The table should then update and if you were seeing the [TABLE] tag, it should now be filtered out.
|5.||Now click the "Use First Row as Headers" button.
This will move the row containing "Name", "Team", "W", and "L" up to be the column headers.
|6.||At this point, our data has been set up and cleaned. It's ready to load into the Excel file. Click the drop down on the "Close & Load" button and then choose the "Close & Load To..." option.
The "Load To" menu should appear. Because we already set up the worksheet to hold this data, change the radio button under the "Select where the data should be loaded" section to "Existing Worksheet". Then click the "Load" button.
Your data should be loaded!
At this point you may want to complete step 6 in the table above (the second set of instructions on this page) in order to get your probable pitcher data to refresh automatically each time you open the Excel file.
Wow, This is Cool. Now What Do I Do?
Unfortunately, I have to stop this post somewhere. Or it will go on forever!
But if you want to forge ahead, the logical next step is to use a VLOOKUP or an INDEX & MATCH combination to get each probable pitcher listed next to each batter on the FanDuel Salaries list. The link between the Fan Duel salary info (image below) and the probable pitchers is not obvious, so it will take some work.
My thoughts are to use the "Opponent" column from the Fan Duel data and attempt to link it to the "Team" column on the Fangraphs probable starters list.
This may bring me into a future post about another problem I've recently realized... We need an MLB Team Map just the same way we needed a Player ID Map. There is no standard way to refer to MLB teams. Many sites use a slightly different way of doing it. Heck, sometimes the Chicago White Sox are "CHA" and sometimes they're "CHW". Sometimes the Cubs are "CHC" and others "CHN". We also have the issue of the Fangraphs data which spells out team names!
Do Things The Right Way
At this point, you may be feeling overwhelmed. Like there is too much to tackle here.

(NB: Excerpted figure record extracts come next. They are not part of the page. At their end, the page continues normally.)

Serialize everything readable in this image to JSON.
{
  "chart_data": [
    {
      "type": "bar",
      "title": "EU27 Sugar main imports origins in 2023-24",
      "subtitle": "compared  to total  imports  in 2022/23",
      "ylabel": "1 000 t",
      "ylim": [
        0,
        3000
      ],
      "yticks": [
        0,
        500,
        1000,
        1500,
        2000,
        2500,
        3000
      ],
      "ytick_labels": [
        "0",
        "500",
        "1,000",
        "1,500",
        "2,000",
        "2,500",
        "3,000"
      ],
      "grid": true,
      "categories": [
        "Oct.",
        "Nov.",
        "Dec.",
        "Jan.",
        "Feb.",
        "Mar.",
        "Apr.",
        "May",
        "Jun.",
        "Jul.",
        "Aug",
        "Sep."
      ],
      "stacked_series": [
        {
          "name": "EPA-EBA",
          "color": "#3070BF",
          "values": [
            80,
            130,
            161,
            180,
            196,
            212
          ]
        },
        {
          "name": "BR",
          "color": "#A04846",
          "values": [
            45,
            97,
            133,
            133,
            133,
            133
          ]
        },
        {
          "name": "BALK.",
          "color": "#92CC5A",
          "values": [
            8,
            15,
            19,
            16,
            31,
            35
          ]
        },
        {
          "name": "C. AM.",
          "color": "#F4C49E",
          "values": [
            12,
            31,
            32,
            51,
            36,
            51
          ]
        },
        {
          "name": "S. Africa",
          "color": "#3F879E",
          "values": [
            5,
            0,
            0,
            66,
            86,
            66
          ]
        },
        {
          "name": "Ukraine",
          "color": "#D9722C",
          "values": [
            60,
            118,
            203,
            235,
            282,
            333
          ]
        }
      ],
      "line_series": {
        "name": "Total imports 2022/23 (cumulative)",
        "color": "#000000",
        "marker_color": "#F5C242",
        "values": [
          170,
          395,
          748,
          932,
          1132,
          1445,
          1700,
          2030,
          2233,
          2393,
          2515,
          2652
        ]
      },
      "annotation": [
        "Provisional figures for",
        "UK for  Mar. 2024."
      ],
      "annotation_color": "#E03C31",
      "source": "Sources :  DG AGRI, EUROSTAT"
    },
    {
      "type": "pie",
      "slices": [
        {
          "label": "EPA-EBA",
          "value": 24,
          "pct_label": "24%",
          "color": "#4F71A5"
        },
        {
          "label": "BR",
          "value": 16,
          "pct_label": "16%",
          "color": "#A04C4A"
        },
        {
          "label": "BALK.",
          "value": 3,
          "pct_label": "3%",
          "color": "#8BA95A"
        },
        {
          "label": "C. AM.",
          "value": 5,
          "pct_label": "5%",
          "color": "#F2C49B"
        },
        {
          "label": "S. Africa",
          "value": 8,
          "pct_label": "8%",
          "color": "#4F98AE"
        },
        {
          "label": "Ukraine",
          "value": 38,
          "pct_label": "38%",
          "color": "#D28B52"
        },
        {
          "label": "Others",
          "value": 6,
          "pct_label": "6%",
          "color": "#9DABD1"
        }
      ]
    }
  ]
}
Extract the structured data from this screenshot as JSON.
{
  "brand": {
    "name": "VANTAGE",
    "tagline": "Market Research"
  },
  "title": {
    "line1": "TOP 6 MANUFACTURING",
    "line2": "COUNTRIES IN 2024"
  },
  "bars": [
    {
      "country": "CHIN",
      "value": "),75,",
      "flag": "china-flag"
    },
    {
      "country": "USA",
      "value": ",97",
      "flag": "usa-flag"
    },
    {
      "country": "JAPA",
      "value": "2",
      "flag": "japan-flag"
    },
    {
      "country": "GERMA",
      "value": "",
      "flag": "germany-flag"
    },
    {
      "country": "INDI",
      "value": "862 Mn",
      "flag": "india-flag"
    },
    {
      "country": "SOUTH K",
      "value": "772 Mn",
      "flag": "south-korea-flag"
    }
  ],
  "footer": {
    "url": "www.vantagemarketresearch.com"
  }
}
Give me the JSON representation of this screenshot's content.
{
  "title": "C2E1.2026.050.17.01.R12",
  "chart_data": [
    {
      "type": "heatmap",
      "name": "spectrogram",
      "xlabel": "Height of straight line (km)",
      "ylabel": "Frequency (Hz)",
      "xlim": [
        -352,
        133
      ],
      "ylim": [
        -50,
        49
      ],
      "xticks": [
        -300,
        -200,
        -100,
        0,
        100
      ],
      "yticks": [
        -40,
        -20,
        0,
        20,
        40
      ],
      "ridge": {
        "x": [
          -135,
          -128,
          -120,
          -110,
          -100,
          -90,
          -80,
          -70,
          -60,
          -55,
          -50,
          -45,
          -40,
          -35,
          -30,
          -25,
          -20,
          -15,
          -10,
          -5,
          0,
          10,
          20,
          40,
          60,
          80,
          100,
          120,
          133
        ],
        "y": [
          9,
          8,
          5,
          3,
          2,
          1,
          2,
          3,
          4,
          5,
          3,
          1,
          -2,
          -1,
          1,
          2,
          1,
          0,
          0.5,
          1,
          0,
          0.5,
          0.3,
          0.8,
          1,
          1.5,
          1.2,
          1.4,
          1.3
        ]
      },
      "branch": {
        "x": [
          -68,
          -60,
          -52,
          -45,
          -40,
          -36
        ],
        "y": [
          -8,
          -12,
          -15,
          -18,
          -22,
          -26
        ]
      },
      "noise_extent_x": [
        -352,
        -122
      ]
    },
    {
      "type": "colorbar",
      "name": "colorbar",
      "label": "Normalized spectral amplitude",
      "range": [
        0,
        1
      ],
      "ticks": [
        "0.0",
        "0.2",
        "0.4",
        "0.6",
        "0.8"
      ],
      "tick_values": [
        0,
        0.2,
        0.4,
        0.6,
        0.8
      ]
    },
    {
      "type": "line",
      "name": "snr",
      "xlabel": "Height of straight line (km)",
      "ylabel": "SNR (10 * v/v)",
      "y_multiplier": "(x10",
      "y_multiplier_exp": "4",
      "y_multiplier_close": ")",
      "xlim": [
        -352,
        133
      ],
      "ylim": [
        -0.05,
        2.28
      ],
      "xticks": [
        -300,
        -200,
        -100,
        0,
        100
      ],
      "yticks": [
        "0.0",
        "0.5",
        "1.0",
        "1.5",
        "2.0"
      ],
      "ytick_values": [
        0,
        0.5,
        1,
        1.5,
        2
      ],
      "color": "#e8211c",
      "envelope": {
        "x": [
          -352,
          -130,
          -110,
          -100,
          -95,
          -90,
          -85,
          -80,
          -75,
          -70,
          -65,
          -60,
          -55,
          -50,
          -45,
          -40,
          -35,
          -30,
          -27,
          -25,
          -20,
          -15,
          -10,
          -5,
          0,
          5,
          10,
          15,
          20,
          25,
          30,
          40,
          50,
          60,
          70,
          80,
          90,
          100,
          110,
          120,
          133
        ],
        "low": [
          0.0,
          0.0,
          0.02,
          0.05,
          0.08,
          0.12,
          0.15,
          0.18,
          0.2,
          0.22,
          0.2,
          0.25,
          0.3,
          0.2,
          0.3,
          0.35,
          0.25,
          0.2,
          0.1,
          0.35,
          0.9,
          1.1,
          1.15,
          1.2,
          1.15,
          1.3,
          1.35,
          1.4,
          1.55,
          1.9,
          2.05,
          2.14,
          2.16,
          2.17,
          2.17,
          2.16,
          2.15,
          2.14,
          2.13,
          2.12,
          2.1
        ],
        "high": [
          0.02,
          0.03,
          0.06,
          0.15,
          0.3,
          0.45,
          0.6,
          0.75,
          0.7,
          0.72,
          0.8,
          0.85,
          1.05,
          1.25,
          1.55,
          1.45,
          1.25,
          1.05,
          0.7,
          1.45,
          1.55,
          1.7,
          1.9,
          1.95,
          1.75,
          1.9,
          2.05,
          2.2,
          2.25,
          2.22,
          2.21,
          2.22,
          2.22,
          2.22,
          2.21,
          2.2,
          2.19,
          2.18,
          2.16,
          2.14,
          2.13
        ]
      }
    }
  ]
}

Just remember that if you set things up correctly so they are linked and pull data automatically from some resource (whether the web, a CSV in Google, or a CSV you save to your desktop), you will save time in the long run. Invest the time now. Save time later.
The Big Takeaway
Whether or not you use this strategy to pull in probable pitchers, the tactic of using Google Sheets as an import tool into your daily fantasy Excel file is a very valuable tool. I don't want that to get lost in the shuffle. This is powerful stuff!
I'd be curious to hear your thoughts on a couple things.
- Am I crazy for trying to bring information like this in?
- Have things gotten too complicated for you?
- Even if you don't use it for probable pitchers, I'm loving the Google Sheets to CSV approach. The other neat thing about this is one person could create this and share it to other... What web pages would you like to see in this format?
- What other DFS, baseball, or matchup data would you like to look at importing
As always, thanks for reading. And for letting me rub a little dork off on you.